Retenção das benfeitorias: o direito de colher o que se plantou

O advogado Francisco Haick Mallard Fonseca, atuante na área do Direito Agrário e do Agronegócio no escritório GMPR Advogados, é que assina o texto da coluna desta sexta-feira. Ele escreve sobre a rentenção de benefeitorias, em casos envolvendo litígios judiciais, como reintegração de posse, adjudicações e até mesmo partilha de bens.

Francisco Haick Mallard Fonseca

Leia a íntegra do texto:

Em litígios judiciais que envolvam imóveis — tais como reintegrações de posse, adjudicações e até mesmo partilhas — é comum que o sujeito obrigado a desocupar se depare com uma situação tão delicada quanto a própria perda do imóvel: a destinação incerta de tudo que foi construído.

Na iminência de ir por água abaixo estão as edificações, cercas, instalações elétricas, poços, currais, galpões, sistemas de irrigação — tudo realizado com investimento próprio, ao longo de anos.

Diante do  sentimento de frustração e impotência, o ordenamento jurídico brasileiro, contudo, oferece uma resposta: o direito de indenização pelas benfeitorias erigidas.

Neste cenário, o desafio já não é manter a posse ou a propriedade do bem — e sim evitar sair de mãos vazias, a fim de salvaguardar valor investido com suor e trabalho ao longo do tempo. Trata-se de um direito reconhecido ao possuidor de boa-fé que realizou benfeitorias necessárias ou úteis no imóvel ocupado.

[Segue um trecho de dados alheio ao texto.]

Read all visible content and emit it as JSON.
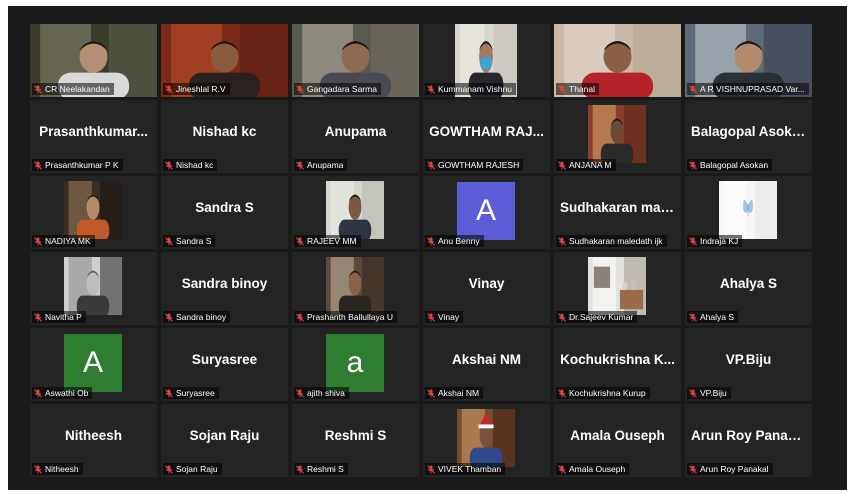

Fato é que embora previsto em lei, este direito não se opera de forma automática. É necessário que seu pleito seja bem instruído, corretamente fundamentado e, sobretudo, invocado no momento certo.

Não basta informar a realização de benfeitorias. É necessário demonstrar, com robustez, a origem legítima da ocupação, a ausência de oposição do proprietário, a efetiva realização das benfeitorias, dentre outros pontos.

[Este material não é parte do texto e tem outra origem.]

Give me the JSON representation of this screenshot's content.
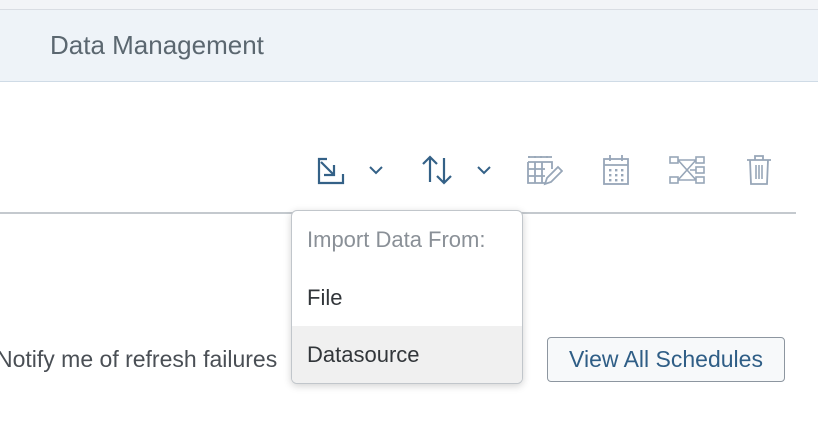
{
  "header": {
    "title": "Data Management"
  },
  "toolbar": {
    "buttons": [
      {
        "name": "import-data-icon",
        "state": "enabled"
      },
      {
        "name": "chevron-down-icon"
      },
      {
        "name": "sort-icon",
        "state": "enabled"
      },
      {
        "name": "chevron-down-icon"
      },
      {
        "name": "edit-table-icon",
        "state": "disabled"
      },
      {
        "name": "calendar-icon",
        "state": "disabled"
      },
      {
        "name": "workflow-icon",
        "state": "disabled"
      },
      {
        "name": "trash-icon",
        "state": "disabled"
      }
    ]
  },
  "import_menu": {
    "header": "Import Data From:",
    "items": [
      {
        "label": "File"
      },
      {
        "label": "Datasource",
        "hovered": true
      }
    ]
  },
  "notify": {
    "label": "Notify me of refresh failures"
  },
  "view_all_schedules": {
    "label": "View All Schedules"
  },
  "colors": {
    "accent": "#2f5e86",
    "header_bg": "#eef3f8",
    "icon_enabled": "#346187",
    "icon_disabled": "#97a6b8"
  }
}
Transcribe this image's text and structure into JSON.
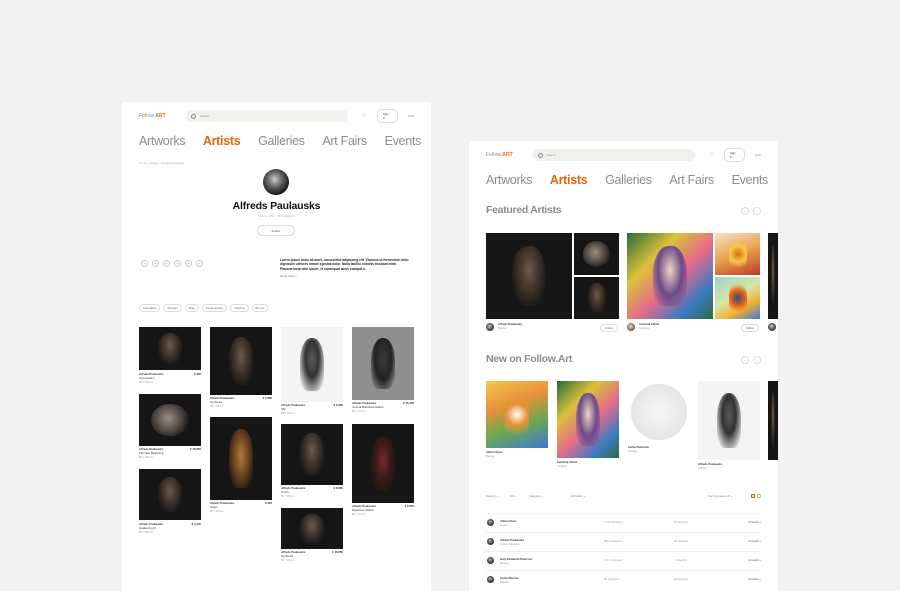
{
  "brand": {
    "prefix": "Follow.",
    "suffix": "ART"
  },
  "search_placeholder": "Search",
  "header": {
    "signin": "Sign in",
    "lang": "LNG"
  },
  "nav": [
    "Artworks",
    "Artists",
    "Galleries",
    "Art Fairs",
    "Events"
  ],
  "nav_active": "Artists",
  "artist_page": {
    "breadcrumb": "Home  ›  Artists  ›  Alfreds Paulausks",
    "name": "Alfreds Paulausks",
    "meta": "Latvia, 1976   ·   96 Followers",
    "follow": "Follow",
    "social": [
      "◎",
      "◎",
      "◎",
      "◎",
      "◎",
      "◎"
    ],
    "bio": "Lorem ipsum dolor sit amet, consectetur adipiscing elit. Vivamus ut fermentum dolor dignissim ultricies ornare egestas dolor. Nulla facilisi, lobortis tincidunt nibh. Placerat iacta nibh ipsum, et consequat lacus volutpat a.",
    "read_more": "Read More ›",
    "tags": [
      "Surrealism",
      "Abstract",
      "Male",
      "Contemporary",
      "Painting",
      "Bronze"
    ],
    "artworks": [
      {
        "artist": "Alfreds Paulausks",
        "title": "Composition",
        "size": "80 × 80 cm",
        "price": "$ 395"
      },
      {
        "artist": "Alfreds Paulausks",
        "title": "The New Beginning",
        "size": "80 × 80 cm",
        "price": "€ 16,850"
      },
      {
        "artist": "Alfreds Paulausks",
        "title": "Awakening III",
        "size": "80 × 80 cm",
        "price": "€ 3,200"
      },
      {
        "artist": "Alfreds Paulausks",
        "title": "Synthesis",
        "size": "80 × 80 cm",
        "price": "€ 1,890"
      },
      {
        "artist": "Alfreds Paulausks",
        "title": "Origin",
        "size": "80 × 80 cm",
        "price": "$ 295"
      },
      {
        "artist": "Alfreds Paulausks",
        "title": "Silk",
        "size": "80 × 80 cm",
        "price": "€ 6,850"
      },
      {
        "artist": "Alfreds Paulausks",
        "title": "Touch",
        "size": "80 × 80 cm",
        "price": "€ 8,800"
      },
      {
        "artist": "Alfreds Paulausks",
        "title": "Synthesis",
        "size": "80 × 80 cm",
        "price": "€ 16,850"
      },
      {
        "artist": "Alfreds Paulausks",
        "title": "Journal Brandnew Edition",
        "size": "80 × 80 cm",
        "price": "€ 35,300"
      },
      {
        "artist": "Alfreds Paulausks",
        "title": "Departure Station",
        "size": "80 × 80 cm",
        "price": "€ 2,950"
      }
    ]
  },
  "artists_page": {
    "featured_title": "Featured Artists",
    "featured": [
      {
        "name": "Alfreds Paulausks",
        "role": "Painter",
        "follow": "Follow"
      },
      {
        "name": "Carolina Alvisa",
        "role": "Sculptor",
        "follow": "Follow"
      }
    ],
    "new_title": "New on Follow.Art",
    "new_artists": [
      {
        "name": "Albinn Rous",
        "role": "Painter"
      },
      {
        "name": "Carolina Alvisa",
        "role": "Sculptor"
      },
      {
        "name": "Carlie Palomino",
        "role": "Painter"
      },
      {
        "name": "Alfreds Paulausks",
        "role": "Painter"
      }
    ],
    "filters": [
      "Country ⌄",
      "City ⌄",
      "Category ⌄",
      "All Artists ⌄",
      "Sort by name A-Z ⌄"
    ],
    "list": [
      {
        "name": "Albinn Rous",
        "loc": "Latvia",
        "followers": "1,6k Followers",
        "artworks": "56 artworks",
        "link": "Artworks ›"
      },
      {
        "name": "Alfreds Paulausks",
        "loc": "United Kingdom",
        "followers": "96k Followers",
        "artworks": "36 artworks",
        "link": "Artworks ›"
      },
      {
        "name": "Gary Elizabeth Peterson",
        "loc": "Russia",
        "followers": "5,4 k Followers",
        "artworks": "7 artworks",
        "link": "Artworks ›"
      },
      {
        "name": "Carlie Mercier",
        "loc": "Ukraine",
        "followers": "96 Followers",
        "artworks": "22 artworks",
        "link": "Artworks ›"
      }
    ]
  },
  "colors": {
    "accent": "#e8650f",
    "nav_inactive": "#8c8c8c",
    "background": "#f2f2f2"
  }
}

Embora a lei admita a presunção de boa-fé na posse, no contexto da retenção essa presunção exige um cuidado especial: ela precisa ser sustentada por provas claras, quer sejam documentos, fotografias, notas fiscais, orçamentos, cronogramas de obra, testemunhos, e até mesmo laudos periciais.

Nesta esteira, aspecto essencial é o momento de reivindicar o pleito indenizatório. Eis aqui o grande erro que impossibilita a efetivação do direito na grande maioria dos casos.

O direito de retenção deve ser alegado de forma expressa e tempestiva, na contestação, nos embargos à execução, ou, sobretudo, imediatamente após a ciência da decisão que determinou a desocupação.

A atuação estratégica exige que a parte formule pedido claro de retenção, fundamente juridicamente o pleito, bem como requeira desde logo a produção de prova documental e pericial. Nesse contexto, a atuação de perito de confiança do juiz é decisiva para a fixação do valor das benfeitorias e para a comprovação técnica da existência, funcionalidade e utilidade dos investimentos realizados.

Além disso, é possível ao possuidor de boa-fé requerer judicialmente a sua permanência no imóvel até o efetivo ressarcimento pelos valores investidos. Por meio da concessão de medida liminar, a desocupação do bem pelo sujeito desapropriado é suspensa até o devido pagamento das indenizações – mecanismo que protege não apenas o patrimônio do possuidor, mas também assegura o princípio da vedação ao enriquecimento sem causa.

Neste toar, o Superior Tribunal de Justiça, em recente julgamento do REsp 2.156.451, firmou entendimento no sentido de que o direito à indenização por benfeitorias úteis e necessárias não autoriza, por si só, o exercício do direito de retenção após a desocupação do imóvel.

Destacou-se na decisão que o direito de retenção exige a posse atual do bem, não sendo admitido, nem pelo Código Civil nem pelo Estatuto da Terra, que o antigo possuidor, já desalojado, retome a posse como forma de garantir o recebimento da indenização. Em síntese, não se admite a reintegração de posse com a finalidade exclusiva de assegurar crédito indenizatório.

Seja por decreto expropriatório da União, demarcação de terras indígenas ou mesmo a destinação do imóvel para fins de regularização fundiária, o direito de retenção deve ser exercido à fim de que se possa garantir a justa indenização correspondente às benfeitorias erigidas antes da imissão do novo possuidor.

Para quem se encontre na iminência de enfrentar o problema exposto, entender o momento certo e a forma técnica de exercer o seu direito representa a possibilidade de não sair com as mãos vazias. O adequado exercício do direito de retenção de benfeitorias é ferramenta legítima que assegura ao possuidor de boa-fé o reconhecimento de seu esforço, investimento e trabalho, evitando que toda uma história construída sobre o imóvel seja simplesmente apagada sem qualquer compensação.